1 is a longitudinal sectional view of an embodiment of the optical transmission line for water immersion detection of the present invention; FIG. 2 is a longitudinal sectional view showing the state of the optical transmission line for water immersion detection in FIG. The figure is a cross-sectional view of an embodiment of the optical fiber cable of the present invention. 1... Optical fiber 2... Plastic coating 3... Shrinkable coating layer 4... Optical transmission line for water immersion detection 5... Optical transmission line for communication 6... Tensile strength member 7.
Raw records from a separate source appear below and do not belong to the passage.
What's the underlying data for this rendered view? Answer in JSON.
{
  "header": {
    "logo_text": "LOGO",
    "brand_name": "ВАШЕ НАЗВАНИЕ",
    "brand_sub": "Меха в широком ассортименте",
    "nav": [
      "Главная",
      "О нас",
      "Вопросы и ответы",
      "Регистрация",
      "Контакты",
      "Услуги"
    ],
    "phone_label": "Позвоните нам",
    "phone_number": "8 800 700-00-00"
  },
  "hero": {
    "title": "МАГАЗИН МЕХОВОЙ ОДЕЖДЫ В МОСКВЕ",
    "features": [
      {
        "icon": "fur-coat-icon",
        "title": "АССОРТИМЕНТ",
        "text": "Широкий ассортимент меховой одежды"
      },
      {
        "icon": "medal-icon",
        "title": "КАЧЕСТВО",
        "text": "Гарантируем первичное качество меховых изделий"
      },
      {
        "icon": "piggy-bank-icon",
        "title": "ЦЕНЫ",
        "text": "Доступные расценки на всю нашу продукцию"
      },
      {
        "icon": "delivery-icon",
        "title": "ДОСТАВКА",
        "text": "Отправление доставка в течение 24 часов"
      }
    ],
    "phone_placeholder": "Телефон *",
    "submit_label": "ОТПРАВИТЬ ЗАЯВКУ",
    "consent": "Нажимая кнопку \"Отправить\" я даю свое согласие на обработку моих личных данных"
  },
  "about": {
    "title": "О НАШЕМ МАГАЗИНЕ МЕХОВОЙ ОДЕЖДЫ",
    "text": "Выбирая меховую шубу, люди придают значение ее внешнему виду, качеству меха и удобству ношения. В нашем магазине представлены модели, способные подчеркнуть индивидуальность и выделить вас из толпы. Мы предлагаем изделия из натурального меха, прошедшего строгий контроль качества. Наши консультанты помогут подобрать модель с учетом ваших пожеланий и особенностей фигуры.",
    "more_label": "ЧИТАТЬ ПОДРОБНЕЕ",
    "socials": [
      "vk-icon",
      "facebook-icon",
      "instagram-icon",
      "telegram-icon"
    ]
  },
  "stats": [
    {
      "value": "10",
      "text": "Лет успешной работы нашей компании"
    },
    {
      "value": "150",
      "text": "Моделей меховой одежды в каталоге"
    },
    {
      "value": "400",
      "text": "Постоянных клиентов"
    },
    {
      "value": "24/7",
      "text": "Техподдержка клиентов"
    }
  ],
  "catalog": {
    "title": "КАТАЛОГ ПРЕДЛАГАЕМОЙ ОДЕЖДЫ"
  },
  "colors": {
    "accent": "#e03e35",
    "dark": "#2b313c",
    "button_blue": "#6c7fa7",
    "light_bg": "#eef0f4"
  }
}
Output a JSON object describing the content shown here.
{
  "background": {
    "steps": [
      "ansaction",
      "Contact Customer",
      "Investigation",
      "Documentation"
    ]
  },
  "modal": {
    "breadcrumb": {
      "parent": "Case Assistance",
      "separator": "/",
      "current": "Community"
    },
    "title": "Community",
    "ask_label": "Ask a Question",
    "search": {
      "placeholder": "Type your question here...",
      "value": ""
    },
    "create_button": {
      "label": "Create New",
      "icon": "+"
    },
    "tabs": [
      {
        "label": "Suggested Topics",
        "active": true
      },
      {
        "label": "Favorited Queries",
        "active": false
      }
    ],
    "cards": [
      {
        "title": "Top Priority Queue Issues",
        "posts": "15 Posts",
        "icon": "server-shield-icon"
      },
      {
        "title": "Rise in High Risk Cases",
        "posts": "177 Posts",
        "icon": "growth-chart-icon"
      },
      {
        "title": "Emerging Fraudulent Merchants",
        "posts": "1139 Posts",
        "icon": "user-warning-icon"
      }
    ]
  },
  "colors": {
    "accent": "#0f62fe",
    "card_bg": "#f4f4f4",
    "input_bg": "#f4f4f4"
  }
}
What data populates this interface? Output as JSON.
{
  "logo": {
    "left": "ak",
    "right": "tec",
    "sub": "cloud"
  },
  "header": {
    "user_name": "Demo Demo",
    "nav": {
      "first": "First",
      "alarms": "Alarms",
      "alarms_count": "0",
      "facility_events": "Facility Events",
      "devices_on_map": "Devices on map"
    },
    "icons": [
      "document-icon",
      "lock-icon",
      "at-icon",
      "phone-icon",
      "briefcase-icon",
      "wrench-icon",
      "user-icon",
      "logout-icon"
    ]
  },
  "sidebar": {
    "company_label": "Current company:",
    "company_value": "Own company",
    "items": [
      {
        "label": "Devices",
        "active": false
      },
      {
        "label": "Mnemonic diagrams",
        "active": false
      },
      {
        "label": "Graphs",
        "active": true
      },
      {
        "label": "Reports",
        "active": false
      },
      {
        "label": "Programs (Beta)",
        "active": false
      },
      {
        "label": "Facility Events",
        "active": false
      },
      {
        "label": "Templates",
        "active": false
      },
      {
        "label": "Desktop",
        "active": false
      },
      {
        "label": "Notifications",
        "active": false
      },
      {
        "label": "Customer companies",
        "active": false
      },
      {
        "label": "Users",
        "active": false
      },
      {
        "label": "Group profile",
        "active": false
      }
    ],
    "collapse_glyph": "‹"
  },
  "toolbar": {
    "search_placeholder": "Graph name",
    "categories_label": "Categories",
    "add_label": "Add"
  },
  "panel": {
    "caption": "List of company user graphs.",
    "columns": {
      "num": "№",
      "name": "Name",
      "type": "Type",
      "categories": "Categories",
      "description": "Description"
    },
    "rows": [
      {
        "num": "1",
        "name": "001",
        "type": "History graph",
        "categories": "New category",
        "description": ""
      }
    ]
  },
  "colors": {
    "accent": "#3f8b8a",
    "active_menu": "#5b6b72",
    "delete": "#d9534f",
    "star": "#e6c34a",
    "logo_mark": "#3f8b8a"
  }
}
...Buffer layer 8...Plastic envelope Patent applicant Nippon Telegraph and Telephone Corporation Figure 1 Figure 2 Figure 3

Claims (1)

[Claims] 1. An optical transmission line for water immersion detection, characterized in that a part of the protective coating of the optical fiber is made of a fibrous material that shrinks upon contact with water. 2. The optical transmission line for water immersion detection as set forth in claim 1, wherein the fibrous material that shrinks upon contact with water is a thread made of twisted fibers imparted with water absorption properties. 3. In an optical fiber cable consisting of a cable core and a sheath covering the cable core, a part of the protective sheath of the optical fiber is made of a fibrous material that shrinks when it comes into contact with water. 1. An optical fiber cable that is housed within a fiber optic cable. 4. The optical fiber cable according to claim 3, wherein the fibrous material that shrinks upon contact with water is a thread made of twisted fibers that have been given water absorption properties.